Elanor Retail Suffers

19 August 2020

Elanor Retail Property Fund announced its annual financial results for FY20 with Core Earnings for the period of $11.1 million, down -8.7% on FY19, valuations down 5% and gearing near 44%. The fund has suspended its June 2020 distribution.

 

The high gearing places the fund at risk of requiring additional capital or selling assets at a time when larger Centres are unwanted. Elanor has flagged the need to sell its non core assets for over 12 months, but has not been able to conclude any arrangements. The Fund has $100m of debt maturing in 2022 and unless valuations drop in the meantime, the fund has just 12 months to resolve its funding arrangements. Its LVR covenant would be at risk if the valuations fell a further -11%.

 

The portfolio comprises 7 retail shopping centres of which 2 are being re-positioned and 5 held as income assets. Approx 63% of rental income is from non-discretionary retailers and, like most retail property, its tenants have been impacted by COVID19. The Fund collected 82% of its June quarter income as a result of the COVID-19 pandemic and has made a provision for rental relief requests of $1.3 million, or 4.8% of NOI for the financial year ended 30 June 2020.

 

The Fund is currently trading at 0.87c per security against an NTA per security of $1.34 as at 30 June 2020, reflecting a -35% discount.

 

Commenting on the result, Elanor CEO, Glenn Willis, said: “We remain confident that the Fund is well positioned to continue to grow value for security holders. We are pleased with the performance of the Fund’s Income Assets and the progress of the repositioning strategies at the Fund’s Value-Add assets. The defensive nature of our non-discretionary focused portfolio is highlighted by its strong rental collections – having collected in excess of 78% of gross rent for the June quarter – and the strength of the Fund’s property valuations in these challenging times.”

 

Fund Manager, Michael Baliva, said “We remain focused on unlocking the significant value upside in the Fund’s Value-Add assets, Auburn Central and Tweed Mall. Both assets will continue to benefit from the introduction of new ALDI supermarkets, and the repositioning of the centres’ retail mix to non-discretionary focused offerings. We look forward completing the highly accretive Auburn Central repositioning project in November this year, and continuing to unlock Tweed Mall’s significant mixed use development potential.”

 

As at 30 June 2020, ERF had a total investment portfolio value of $321.2 million, down -4.8% from 31 December 2019. The portfolio’s overall value remained largely unchanged, with the exception of Tweed Mall, which reduced by $18.1 million as a result of the ongoing repositioning of the centre to a triple supermarket anchored, non-discretionary focused retail asset. The balance of the portfolio increased 0.8% from the December 2019 valuations.

 

The repositioning of Auburn Central from a sub-regional retail asset into a Sydney metropolitan, triple supermarket anchored, neighbourhood shopping centre, is well progressed. The repositioning project commenced in March 2020, following the BIG W lease surrender, and is expected to open with the majority of retailers trading in November 2020. The project will deliver strong earnings accretion for the Fund, generating incremental annual Net Operating Income of more than 10% on the $20.7 million development cost. This is consistent with the forecast NOI growth for the project.

 

The Fund completed the first stage of its retail repositioning strategy for Tweed Mall in August 2019, introducing a new ALDI to the centre as its third major supermarket, and completing the tenancy remix at the northern mall. The strategic value-add objective to reposition the property into a significant mixed-use asset is progressing well.

 

Divestment of the Auburn Ambulance Station for $4.0 million was completed on 7 August 2020, realising a 60% gain on purchase price.
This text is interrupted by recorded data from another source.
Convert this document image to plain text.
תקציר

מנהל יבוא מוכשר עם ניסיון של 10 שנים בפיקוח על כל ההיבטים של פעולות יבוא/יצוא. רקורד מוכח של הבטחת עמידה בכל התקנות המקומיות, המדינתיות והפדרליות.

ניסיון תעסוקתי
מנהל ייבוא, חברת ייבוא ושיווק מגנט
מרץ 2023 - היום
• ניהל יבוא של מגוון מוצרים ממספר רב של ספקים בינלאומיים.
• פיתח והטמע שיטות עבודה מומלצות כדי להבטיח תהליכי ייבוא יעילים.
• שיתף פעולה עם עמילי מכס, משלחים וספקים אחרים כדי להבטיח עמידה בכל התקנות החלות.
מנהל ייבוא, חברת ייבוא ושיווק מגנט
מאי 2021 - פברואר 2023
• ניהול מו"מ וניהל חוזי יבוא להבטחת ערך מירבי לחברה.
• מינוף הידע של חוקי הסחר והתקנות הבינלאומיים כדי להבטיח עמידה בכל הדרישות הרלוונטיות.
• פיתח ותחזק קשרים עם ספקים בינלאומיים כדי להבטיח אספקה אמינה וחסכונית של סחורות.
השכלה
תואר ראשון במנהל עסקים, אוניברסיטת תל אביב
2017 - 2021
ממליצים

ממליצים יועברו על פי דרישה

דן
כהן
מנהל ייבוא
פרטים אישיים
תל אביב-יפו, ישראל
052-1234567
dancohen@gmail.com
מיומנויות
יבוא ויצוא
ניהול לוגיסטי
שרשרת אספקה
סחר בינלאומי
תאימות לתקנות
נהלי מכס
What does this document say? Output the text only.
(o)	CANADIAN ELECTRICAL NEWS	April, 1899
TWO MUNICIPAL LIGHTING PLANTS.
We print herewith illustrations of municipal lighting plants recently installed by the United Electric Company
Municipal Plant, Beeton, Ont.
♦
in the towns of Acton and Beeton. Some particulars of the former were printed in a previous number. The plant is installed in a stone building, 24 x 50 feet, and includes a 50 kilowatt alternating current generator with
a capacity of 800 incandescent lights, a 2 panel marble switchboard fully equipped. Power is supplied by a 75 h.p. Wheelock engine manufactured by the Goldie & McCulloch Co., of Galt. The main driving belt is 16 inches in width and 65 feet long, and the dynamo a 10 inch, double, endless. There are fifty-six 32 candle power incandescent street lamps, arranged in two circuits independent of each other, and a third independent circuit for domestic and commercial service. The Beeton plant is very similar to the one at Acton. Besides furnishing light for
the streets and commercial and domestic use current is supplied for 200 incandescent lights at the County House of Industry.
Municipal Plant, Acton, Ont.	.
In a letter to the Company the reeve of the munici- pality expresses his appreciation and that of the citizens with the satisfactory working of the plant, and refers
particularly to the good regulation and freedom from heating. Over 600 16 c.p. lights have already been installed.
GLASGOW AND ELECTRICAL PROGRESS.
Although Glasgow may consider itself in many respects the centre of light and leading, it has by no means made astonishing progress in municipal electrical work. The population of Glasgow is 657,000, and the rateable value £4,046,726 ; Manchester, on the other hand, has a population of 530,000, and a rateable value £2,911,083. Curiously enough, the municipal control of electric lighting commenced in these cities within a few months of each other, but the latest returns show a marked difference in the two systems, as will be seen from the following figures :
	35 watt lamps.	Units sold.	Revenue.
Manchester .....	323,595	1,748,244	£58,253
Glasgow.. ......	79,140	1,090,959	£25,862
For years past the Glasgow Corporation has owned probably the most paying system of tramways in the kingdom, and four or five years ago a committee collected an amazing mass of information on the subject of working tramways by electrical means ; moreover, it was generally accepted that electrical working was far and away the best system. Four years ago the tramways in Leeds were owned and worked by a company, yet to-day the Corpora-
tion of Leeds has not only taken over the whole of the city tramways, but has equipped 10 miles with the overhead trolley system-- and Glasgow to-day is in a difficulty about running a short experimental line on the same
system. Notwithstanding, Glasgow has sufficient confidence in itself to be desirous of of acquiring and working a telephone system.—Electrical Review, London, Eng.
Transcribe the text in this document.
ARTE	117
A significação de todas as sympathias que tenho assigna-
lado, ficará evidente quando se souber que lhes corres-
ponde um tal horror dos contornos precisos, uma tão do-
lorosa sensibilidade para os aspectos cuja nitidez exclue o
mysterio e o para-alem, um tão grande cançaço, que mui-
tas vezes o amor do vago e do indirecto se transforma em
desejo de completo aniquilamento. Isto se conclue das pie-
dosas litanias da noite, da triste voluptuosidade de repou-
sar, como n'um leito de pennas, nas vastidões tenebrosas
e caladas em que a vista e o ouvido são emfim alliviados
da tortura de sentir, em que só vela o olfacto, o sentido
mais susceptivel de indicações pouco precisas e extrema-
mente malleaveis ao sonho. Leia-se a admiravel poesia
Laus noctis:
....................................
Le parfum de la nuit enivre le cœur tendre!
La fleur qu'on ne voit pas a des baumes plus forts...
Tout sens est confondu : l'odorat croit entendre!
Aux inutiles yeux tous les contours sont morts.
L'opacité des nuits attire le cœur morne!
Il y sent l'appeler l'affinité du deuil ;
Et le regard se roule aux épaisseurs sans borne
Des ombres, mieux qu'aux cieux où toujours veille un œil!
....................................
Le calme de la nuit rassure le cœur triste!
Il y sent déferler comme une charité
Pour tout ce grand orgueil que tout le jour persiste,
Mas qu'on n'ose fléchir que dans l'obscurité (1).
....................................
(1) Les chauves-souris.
Gearing of the Fund at 30 June 2020 was 43.7%. This is temporarily above the Fund’s target gearing range of between 30% and 40% due to repositioning projects at the Fund’s Value-Add assets and will be reduced upon divestment of the Fund’s Income Assets.

 

Elanor said that the core strategy will remain focused on actively managing and growing earnings from its investment portfolio and acquiring additional high investment quality, value-add, retail properties.